While recording is in progress, the .mp4 file contains ftyp and wide atoms, followed by an mdat atom where video/audio data are appended. The mdat atom does not yet have its size or type fields set.

The .mp4.tmp file contains a Wowza-specific format used to store stbl (sample table) entries that can be appended to while recording. Each entry in this file has a 4-byte type field (stsz, stts, stsc, stco or stss), followed by a 4-byte size field, followed by size bytes of data (the bytes used by the type/size fields are not included in the value of the size field). This format is based on files I created with Wowza 4.1.2, and may change with new Wowza versions.

I also had a known good .mp4 file created by Wowza from the same input source to use as a reference.

To create a working .mp4 file, I set the size field of the mdat atom to the number of bytes remaining in the .mp4 file and the type field to mdat, then appended a moov atom built from atoms in the known good file and the sample table entries in the .mp4.tmp file.

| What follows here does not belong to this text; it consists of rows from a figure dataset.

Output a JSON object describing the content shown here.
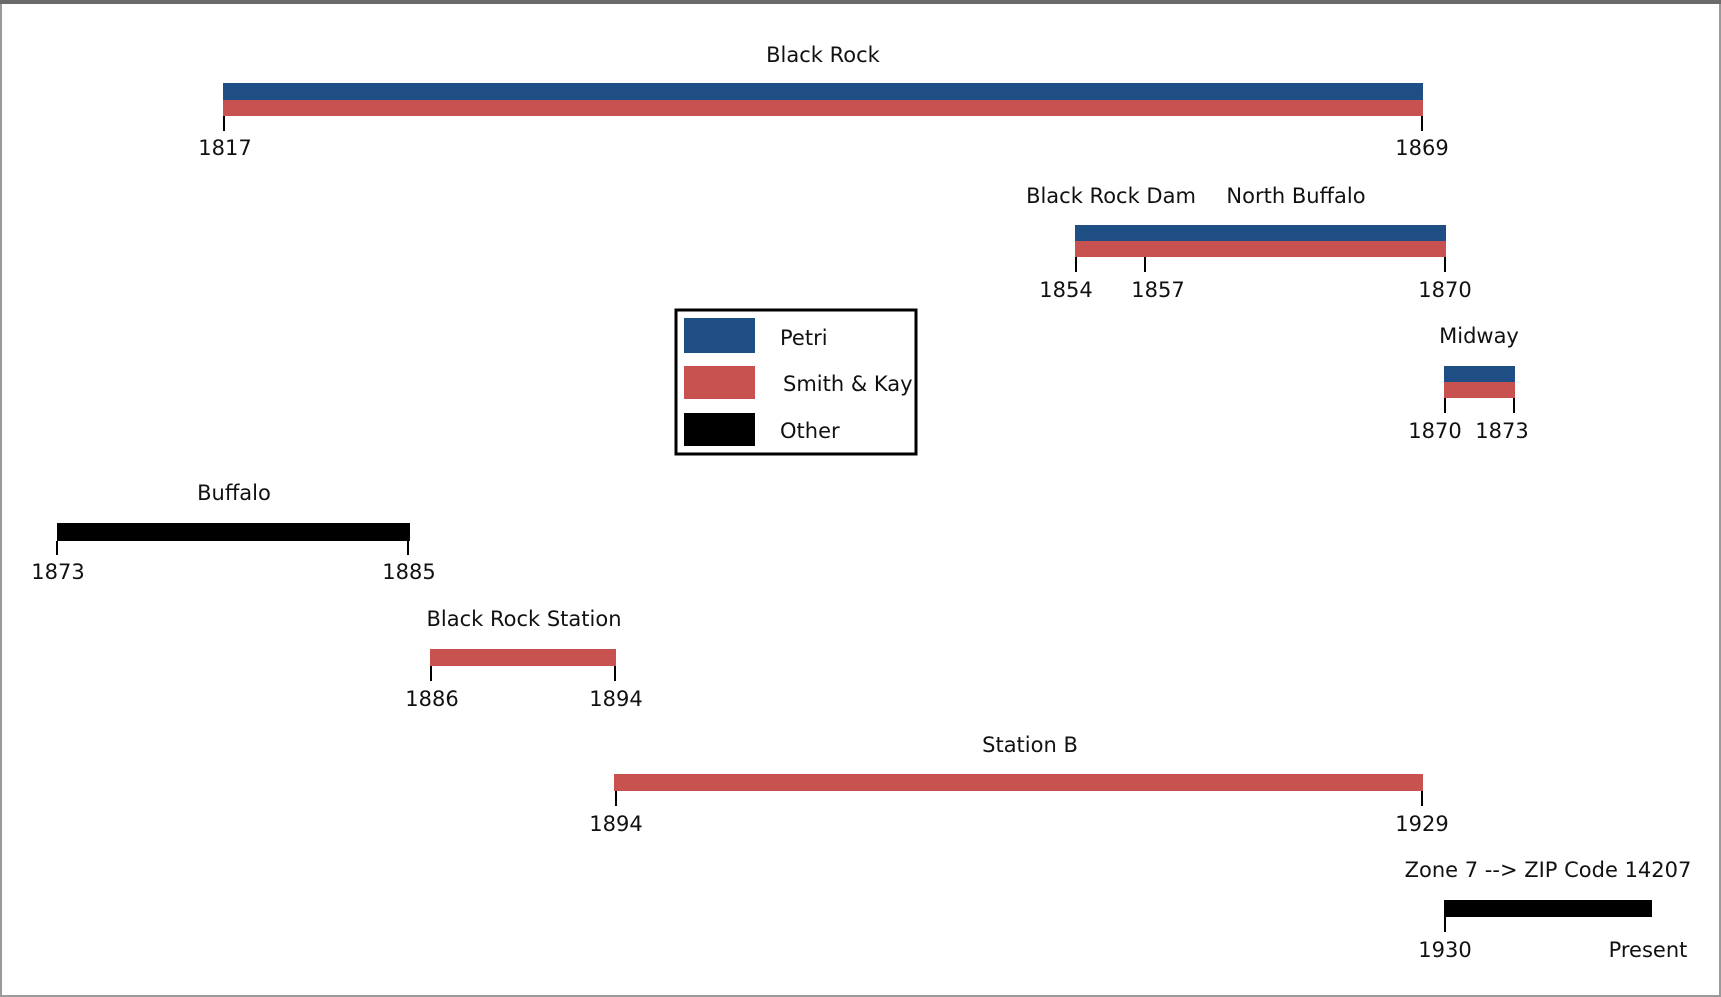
{
  "colors": {
    "petri": "#1F4E84",
    "smith_kay": "#C8524F",
    "other": "#000000",
    "tick": "#000000"
  },
  "legend": [
    {
      "label": "Petri",
      "color_key": "petri"
    },
    {
      "label": "Smith & Kay",
      "color_key": "smith_kay"
    },
    {
      "label": "Other",
      "color_key": "other"
    }
  ],
  "periods": [
    {
      "id": "black-rock",
      "title": "Black Rock",
      "start": "1817",
      "end": "1869",
      "layers": [
        "petri",
        "smith_kay"
      ]
    },
    {
      "id": "black-rock-dam",
      "titles": [
        "Black Rock Dam",
        "North Buffalo"
      ],
      "ticks": [
        "1854",
        "1857",
        "1870"
      ],
      "layers": [
        "petri",
        "smith_kay"
      ]
    },
    {
      "id": "midway",
      "title": "Midway",
      "start": "1870",
      "end": "1873",
      "layers": [
        "petri",
        "smith_kay"
      ]
    },
    {
      "id": "buffalo",
      "title": "Buffalo",
      "start": "1873",
      "end": "1885",
      "layers": [
        "other"
      ]
    },
    {
      "id": "black-rock-station",
      "title": "Black Rock Station",
      "start": "1886",
      "end": "1894",
      "layers": [
        "smith_kay"
      ]
    },
    {
      "id": "station-b",
      "title": "Station B",
      "start": "1894",
      "end": "1929",
      "layers": [
        "smith_kay"
      ]
    },
    {
      "id": "zone-7",
      "title": "Zone 7 --> ZIP Code 14207",
      "start": "1930",
      "end": "Present",
      "layers": [
        "other"
      ]
    }
  ]
}
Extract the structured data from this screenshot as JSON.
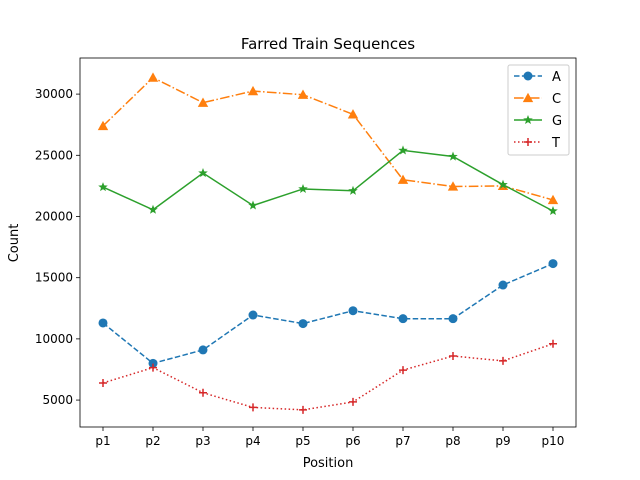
{
  "chart_data": {
    "type": "line",
    "title": "Farred Train Sequences",
    "xlabel": "Position",
    "ylabel": "Count",
    "categories": [
      "p1",
      "p2",
      "p3",
      "p4",
      "p5",
      "p6",
      "p7",
      "p8",
      "p9",
      "p10"
    ],
    "ylim": [
      2800,
      32950
    ],
    "yticks": [
      5000,
      10000,
      15000,
      20000,
      25000,
      30000
    ],
    "grid": false,
    "legend_position": "top-right",
    "series": [
      {
        "name": "A",
        "color": "#1f77b4",
        "line_style": "dashed",
        "marker": "circle",
        "values": [
          11300,
          8000,
          9100,
          11950,
          11250,
          12300,
          11650,
          11650,
          14400,
          16150
        ]
      },
      {
        "name": "C",
        "color": "#ff7f0e",
        "line_style": "dashdot",
        "marker": "triangle",
        "values": [
          27400,
          31350,
          29300,
          30250,
          29950,
          28350,
          23000,
          22450,
          22500,
          21350
        ]
      },
      {
        "name": "G",
        "color": "#2ca02c",
        "line_style": "solid",
        "marker": "star",
        "values": [
          22400,
          20550,
          23550,
          20900,
          22250,
          22100,
          25400,
          24900,
          22600,
          20450
        ]
      },
      {
        "name": "T",
        "color": "#d62728",
        "line_style": "dotted",
        "marker": "plus",
        "values": [
          6400,
          7650,
          5600,
          4400,
          4200,
          4850,
          7450,
          8600,
          8200,
          9600
        ]
      }
    ]
  }
}
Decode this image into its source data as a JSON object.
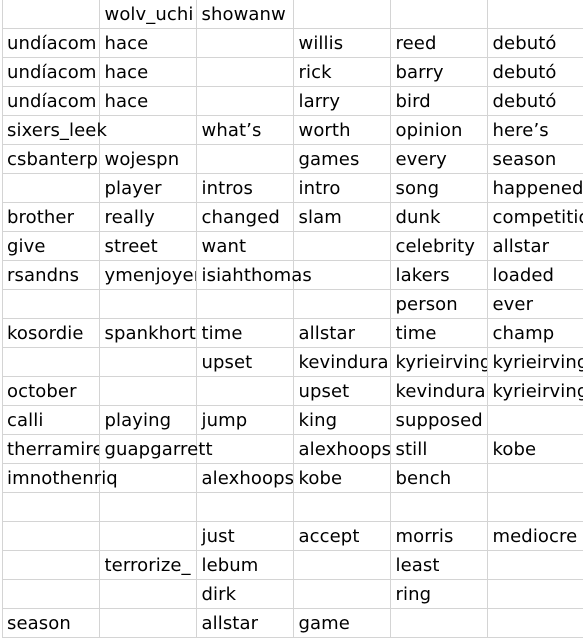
{
  "sheet": {
    "rows": [
      [
        "",
        "wolv_uchi",
        "showanw",
        "",
        "",
        ""
      ],
      [
        "undíacom",
        "hace",
        "",
        "willis",
        "reed",
        "debutó"
      ],
      [
        "undíacom",
        "hace",
        "",
        "rick",
        "barry",
        "debutó"
      ],
      [
        "undíacom",
        "hace",
        "",
        "larry",
        "bird",
        "debutó"
      ],
      [
        "sixers_leek",
        "",
        "what’s",
        "worth",
        "opinion",
        "here’s"
      ],
      [
        "csbanterp",
        "wojespn",
        "",
        "games",
        "every",
        "season"
      ],
      [
        "",
        "player",
        "intros",
        "intro",
        "song",
        "happened"
      ],
      [
        "brother",
        "really",
        "changed",
        "slam",
        "dunk",
        "competitio"
      ],
      [
        "give",
        "street",
        "want",
        "",
        "celebrity",
        "allstar"
      ],
      [
        "rsandns",
        "ymenjoyer",
        "isiahthomas",
        "",
        "lakers",
        "loaded"
      ],
      [
        "",
        "",
        "",
        "",
        "person",
        "ever"
      ],
      [
        "kosordie",
        "spankhort",
        "time",
        "allstar",
        "time",
        "champ"
      ],
      [
        "",
        "",
        "upset",
        "kevindura",
        "kyrieirving",
        "kyrieirving"
      ],
      [
        "october",
        "",
        "",
        "upset",
        "kevindura",
        "kyrieirving"
      ],
      [
        "calli",
        "playing",
        "jump",
        "king",
        "supposed",
        ""
      ],
      [
        "therramire",
        "guapgarrett",
        "",
        "alexhoops",
        "still",
        "kobe"
      ],
      [
        "imnothenriq",
        "",
        "alexhoops",
        "kobe",
        "bench",
        ""
      ],
      [
        "",
        "",
        "",
        "",
        "",
        ""
      ],
      [
        "",
        "",
        "just",
        "accept",
        "morris",
        "mediocre"
      ],
      [
        "",
        "terrorize_",
        "lebum",
        "",
        "least",
        ""
      ],
      [
        "",
        "",
        "dirk",
        "",
        "ring",
        ""
      ],
      [
        "season",
        "",
        "allstar",
        "game",
        "",
        ""
      ]
    ]
  }
}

The sample table entries in the .mp4.tmp file don't indicate whether they apply to the video or audio tracks, so it took some guesswork based on average sample size, average samples per chunk, and order written into the .mp4.tmp file to determine how to map these entries to tracks. Since the recording was interrupted, not all of the sample tables indicated the same number of samples were present, so I truncated the longer ones.

Apple's QuickTime File Format docs provided a good reference for the structure of the atoms I needed to recreate to get a working file.